International airline body reports strong recovery in air cargo sector

11th March 2021 By: Rebecca Campbell - Creamer Media Senior Deputy Editor

The International Air Transport Association (Iata) has reported that the V-shaped recovery in global trade and manufacturing drove a similar V-shaped recovery in the global air cargo sector during the last quarter of last year. (Iata is the representative body of the global airline industry.)

In its Cargo Chartbook Q1 2021, Iata pointed out that global air cargo demand in the fourth quarter of 2020 (4Q20), measured in cargo-metric ton-kilometres (CTKs), was only 0.6% down in year-on-year terms. And the seasonally-adjusted volumes were also little different to those from the previous year.

“Most drivers of air cargo are now supportive,” stated the Chartbook. “Trade and industrial production are back to pre-crisis values, inventories are low compared to sales, business confidence is expanding and new export orders are generally robust.”

However, the recovery in CTKs had been hampered by a continuing lack of air cargo capacity, which was 18.7% lower in 4Q20 than in the 4Q2019. This was because of the continuing lack of airline belly hold cargo capacity. There were not enough dedicated freighter aircraft to fill the gap.

In consequence, air cargo load factors and air cargo rates had reached near record levels. Although this was providing some support to airlines, it only partly offset their loss of passenger revenues. 

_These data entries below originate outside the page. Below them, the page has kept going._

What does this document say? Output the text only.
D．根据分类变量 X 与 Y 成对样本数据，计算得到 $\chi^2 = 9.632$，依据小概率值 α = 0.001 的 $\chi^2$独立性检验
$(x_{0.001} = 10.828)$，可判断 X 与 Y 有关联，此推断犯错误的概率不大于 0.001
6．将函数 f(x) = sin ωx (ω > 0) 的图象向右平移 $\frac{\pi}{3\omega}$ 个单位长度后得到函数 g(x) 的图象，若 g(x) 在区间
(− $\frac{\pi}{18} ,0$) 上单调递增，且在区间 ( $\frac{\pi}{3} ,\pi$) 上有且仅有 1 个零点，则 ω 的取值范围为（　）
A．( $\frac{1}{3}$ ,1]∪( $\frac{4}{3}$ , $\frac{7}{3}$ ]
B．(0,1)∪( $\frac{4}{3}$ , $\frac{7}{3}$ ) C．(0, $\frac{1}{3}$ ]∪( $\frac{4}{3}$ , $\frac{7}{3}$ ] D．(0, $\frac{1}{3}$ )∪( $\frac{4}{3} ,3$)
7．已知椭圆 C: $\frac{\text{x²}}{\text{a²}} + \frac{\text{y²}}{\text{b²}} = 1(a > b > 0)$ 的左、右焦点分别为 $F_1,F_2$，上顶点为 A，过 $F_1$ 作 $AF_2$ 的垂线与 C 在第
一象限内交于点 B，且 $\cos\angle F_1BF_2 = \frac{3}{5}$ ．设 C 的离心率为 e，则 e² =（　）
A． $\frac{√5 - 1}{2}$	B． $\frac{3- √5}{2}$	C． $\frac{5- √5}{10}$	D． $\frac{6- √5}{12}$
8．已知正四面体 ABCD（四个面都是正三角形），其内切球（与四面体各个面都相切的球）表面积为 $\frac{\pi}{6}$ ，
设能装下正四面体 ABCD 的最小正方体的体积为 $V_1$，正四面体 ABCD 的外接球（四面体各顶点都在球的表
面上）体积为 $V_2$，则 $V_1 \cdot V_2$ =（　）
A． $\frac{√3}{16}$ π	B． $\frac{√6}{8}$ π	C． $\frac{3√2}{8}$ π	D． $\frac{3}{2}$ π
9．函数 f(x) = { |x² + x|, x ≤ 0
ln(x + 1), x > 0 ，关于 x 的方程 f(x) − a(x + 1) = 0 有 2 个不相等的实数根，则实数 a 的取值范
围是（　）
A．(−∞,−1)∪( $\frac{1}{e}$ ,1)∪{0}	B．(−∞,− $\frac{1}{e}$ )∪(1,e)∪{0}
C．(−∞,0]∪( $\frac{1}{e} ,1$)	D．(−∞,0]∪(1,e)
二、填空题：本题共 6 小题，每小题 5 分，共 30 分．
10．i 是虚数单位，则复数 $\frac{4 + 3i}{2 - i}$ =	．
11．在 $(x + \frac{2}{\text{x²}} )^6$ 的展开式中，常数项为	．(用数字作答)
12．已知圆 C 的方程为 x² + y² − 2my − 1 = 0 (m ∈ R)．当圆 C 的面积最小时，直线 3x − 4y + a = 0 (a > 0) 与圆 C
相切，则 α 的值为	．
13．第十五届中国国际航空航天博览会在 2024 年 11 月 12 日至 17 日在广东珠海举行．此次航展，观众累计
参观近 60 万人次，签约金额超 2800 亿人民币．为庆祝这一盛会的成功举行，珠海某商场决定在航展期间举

In year-on-year terms, the North America-Asia route saw the strongest growth in air cargo, at 14.1%. The Asia-Europe, Europe-North America, and international air cargo within Asia, all still registered declines over the same period. Asia-Europe saw a fall of 5.4%, Europe-North America was down 14.5% and international cargo within Asia declined by 10.1%.

However, when air cargo volumes were compared on a quarter-on-quarter basis (4Q20 with 3Q20), all regions showed positive growth. Globally, this came to 7.7%. For North America-Asia it was 8.4%, for Asia-Europe it was 11%, and for Europe-North America it was 4.1%, while international within Asia showed the best performance of all, with 12.8%.